Anyone who has driven with the Yokohama Advan tires knows that they are noisy tires. Part of the price you pay for all that traction. What I did notice was that the tires didn’t get any quieter, but the tone did change. They got kind of a ring to them.
Now it has been nearly 17,000 miles on this set and I am not even near the wear bars. I am astonished. Could nitrogen make that much difference? After all air is about 77% nitrogen anyway, isn’t it?
What nitrogen is not is moisture, nor is it a corrosive gas like oxygen. It is also said that its molecules are bigger and therefore find it harder to escape through the tire itself.
The SR71 used nitrogen in its tires that had to land at excessive speeds. The B2 bomber still uses nitrogen to inflate its tires. Nitrogen is used to inflate race car tires in several forms of racing.

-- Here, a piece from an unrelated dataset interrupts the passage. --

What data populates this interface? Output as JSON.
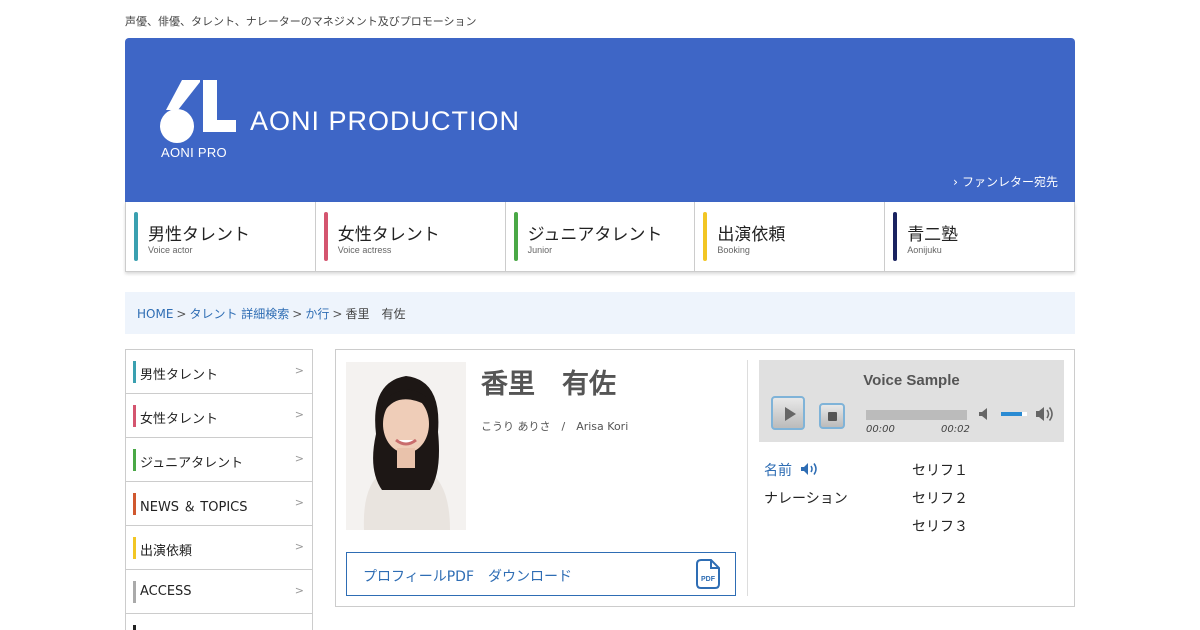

In the near future the government has mandated that tire pressure monitors will be standard on all cars sold in the US (Gee, thanks Uncle Sam from preventing me from being an idiot again) as our big brother prevents us from hurting ourselves. From what I’ve seen anecdotally the monitors do their job, but end up confusing most motorists. They still don’t know what their tire pressures should be or which tire is having a tough time. I heard one frustrated owner talk about checking all their vehicle’s tires and still got a warning. Frustrated they brought it to the dealership where it was determined that it was the spare that was underinflated.
No, I don’t get anything from NitroFill for using their system or telling you folks about my experience. But I find it nice to know that when I do have to replace this set of tires I can drive over to the NitroFill dealer and get the new ones evacuated of air and filled with nitrogen.
Snake oil? Not from my driver’s seat.